Eiser heeft tegen het bestreden besluit beroep ingesteld.
Verweerder heeft een verweerschrift ingediend.
Eiser heeft nadere stukken ingediend.
Het onderzoek ter zitting heeft plaatsgevonden op 8 februari 2021 door middel van beeldverbinding (Skype). Eiser heeft zich laten vertegenwoordigen door zijn gemachtigde, bijgestaan door [naam 1] en [naam 2]. Verweerder heeft zich laten vertegenwoordigen door zijn gemachtigde.

Overwegingen

1.1
Eiser, geboren op [geboortedatum eiser], ontvangt sinds 2009 een persoonsgebonden budget (pgb), laatstelijk op grond van de Wet langdurige zorg. De zorg werd tot oktober 2019 verleend door zijn moeder.

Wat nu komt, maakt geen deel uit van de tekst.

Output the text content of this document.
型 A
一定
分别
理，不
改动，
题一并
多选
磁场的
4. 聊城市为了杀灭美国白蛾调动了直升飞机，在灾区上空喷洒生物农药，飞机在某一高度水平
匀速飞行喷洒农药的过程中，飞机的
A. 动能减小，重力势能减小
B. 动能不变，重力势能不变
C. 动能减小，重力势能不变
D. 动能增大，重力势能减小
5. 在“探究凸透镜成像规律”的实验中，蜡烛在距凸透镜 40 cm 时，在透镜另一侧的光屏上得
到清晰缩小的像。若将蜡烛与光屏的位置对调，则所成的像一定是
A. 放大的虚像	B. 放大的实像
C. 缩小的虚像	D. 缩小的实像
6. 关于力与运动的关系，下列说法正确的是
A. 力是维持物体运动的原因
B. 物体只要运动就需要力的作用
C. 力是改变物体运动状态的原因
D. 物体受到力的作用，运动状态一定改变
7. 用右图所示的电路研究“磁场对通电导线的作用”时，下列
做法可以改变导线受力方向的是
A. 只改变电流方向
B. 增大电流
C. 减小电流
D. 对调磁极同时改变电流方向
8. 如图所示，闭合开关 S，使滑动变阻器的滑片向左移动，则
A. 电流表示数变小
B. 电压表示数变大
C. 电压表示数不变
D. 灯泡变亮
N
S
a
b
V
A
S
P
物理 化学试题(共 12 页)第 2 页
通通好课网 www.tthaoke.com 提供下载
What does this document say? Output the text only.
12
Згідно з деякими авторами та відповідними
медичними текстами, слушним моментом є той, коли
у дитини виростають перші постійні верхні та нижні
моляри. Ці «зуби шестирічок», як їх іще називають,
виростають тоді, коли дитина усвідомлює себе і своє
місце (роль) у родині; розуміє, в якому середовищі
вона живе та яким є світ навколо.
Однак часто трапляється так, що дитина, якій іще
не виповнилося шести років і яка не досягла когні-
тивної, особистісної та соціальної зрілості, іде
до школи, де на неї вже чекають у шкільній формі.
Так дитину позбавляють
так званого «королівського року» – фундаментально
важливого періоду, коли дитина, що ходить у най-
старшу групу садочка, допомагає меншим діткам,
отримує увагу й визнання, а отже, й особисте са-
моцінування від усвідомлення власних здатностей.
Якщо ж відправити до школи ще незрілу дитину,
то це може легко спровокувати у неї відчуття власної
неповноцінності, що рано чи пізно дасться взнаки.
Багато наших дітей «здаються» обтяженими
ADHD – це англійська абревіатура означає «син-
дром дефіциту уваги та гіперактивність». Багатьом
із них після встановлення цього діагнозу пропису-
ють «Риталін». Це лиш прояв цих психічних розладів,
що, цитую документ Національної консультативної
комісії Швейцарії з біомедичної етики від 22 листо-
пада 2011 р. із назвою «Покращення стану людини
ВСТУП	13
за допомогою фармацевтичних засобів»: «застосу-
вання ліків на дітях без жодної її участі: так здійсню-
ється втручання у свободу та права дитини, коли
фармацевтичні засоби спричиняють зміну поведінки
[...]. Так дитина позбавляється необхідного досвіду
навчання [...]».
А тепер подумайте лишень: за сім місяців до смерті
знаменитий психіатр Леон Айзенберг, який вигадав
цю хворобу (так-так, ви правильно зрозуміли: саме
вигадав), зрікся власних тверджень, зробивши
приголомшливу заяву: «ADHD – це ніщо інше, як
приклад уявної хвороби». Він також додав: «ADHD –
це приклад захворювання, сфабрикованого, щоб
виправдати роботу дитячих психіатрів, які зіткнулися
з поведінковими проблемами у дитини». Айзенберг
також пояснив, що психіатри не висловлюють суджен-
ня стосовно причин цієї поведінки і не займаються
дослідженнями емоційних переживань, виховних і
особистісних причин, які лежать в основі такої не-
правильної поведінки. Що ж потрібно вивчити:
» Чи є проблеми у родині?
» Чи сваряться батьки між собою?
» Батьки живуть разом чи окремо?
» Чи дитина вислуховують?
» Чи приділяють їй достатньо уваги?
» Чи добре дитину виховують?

Omdat zij fulltime ging werken zou zijn vader de zorg overnemen. In verband hiermee is bij verweerder een nieuwe zorgovereenkomst en zorgbeschrijving ingediend. Vervolgens is het primaire besluit genomen. Deze rust op de grond dat bij de combinatie van wettelijk vertegenwoordiger en zorgverlener sprake zou kunnen zijn van belangenverstrengeling. In het primaire besluit heeft verweerder eiser voorts meegedeeld dat hij via de rechtbank ervoor kan zorgen dat de zorgverlener niet langer de wettelijk vertegenwoordiger is en dat in dat geval een kopie van de rechtbankbeschikking kan worden toegezonden.
1.2
Op 11 oktober 2019 hebben de ouders van eiser een verzoek bij de kantonrechter ingediend om de vader te ontslaan als bewindvoerder en mentor. Dat verzoek is bij beschikking van 26 november 2019 (zaaknummers 81357776 19-6609 en 8135807 19-6610) afgewezen. De kantonrechter heeft daartoe overwogen dat Zilveren Kruis Zorgkantoor de regelgeving onjuist interpreteert. Eisers vader is een familiebewindvoerder en -mentor. In dat geval is er, anders dan bij professionele zorgverleners, geen belemmering om wettelijk vertegenwoordiger en tevens zorgverlener te zijn. De kantonrechter heeft gewezen op de Aanbevelingen meerderjarigenbewind en de Aanbevelingen mentorschap van het Landelijk Overleg Vakinhoud Civiel en Kanton & Toezicht (LOVCK&T) (hierna: de Aanbevelingen).
1.3
Op 3 december 2019 heeft eiser een bezwaarschrift ingediend tegen het primaire besluit, onder bijvoeging van een kopie van de beschikking van de kantonrechter.
2.1
Bij het bestreden besluit heeft verweerder het primaire besluit gehandhaafd, waarbij mede is verwezen naar de artikelen 1:435, zesde lid, aanhef en onder g en 1:452, zesde lid, aanhef en onder c, van het Burgerlijk Wetboek (BW), volgens welke bepalingen niet tot bewindvoerder onderscheidenlijk mentor kunnen worden benoemd een “direct betrokken of behandelend hulpverlener”. Verweerder heeft het bezwaar ontvankelijk geacht omdat, gelet op de mededeling in het primaire besluit, eiser pas na de uitspraak van de kantonrechter reden had om tegen het primaire besluit bezwaar te maken.
2.2
Verweerder heeft zich in beroep nader op het standpunt gesteld dat het bezwaar niet-ontvankelijk verklaard had moeten worden, omdat overschrijding van de bezwaartermijn van zes weken niet verschoonbaar is. Ter zitting heeft verweerder zich met een beroep op een uitspraak van de rechtbank Oost-Brabant van 10 oktober 2019 (ECLI:NL:RBOBR:2019:6510) voorts op het nadere standpunt gesteld dat, nu het primaire besluit geen gevolgen heeft gehad voor de verstrekking van het pgb, er geen sprake is van een besluit als bedoeld in artikel 1:3, eerste lid, van de Algemene wet bestuursrecht (Awb), zodat het bezwaar ook op die grond niet-ontvankelijk moet worden geacht.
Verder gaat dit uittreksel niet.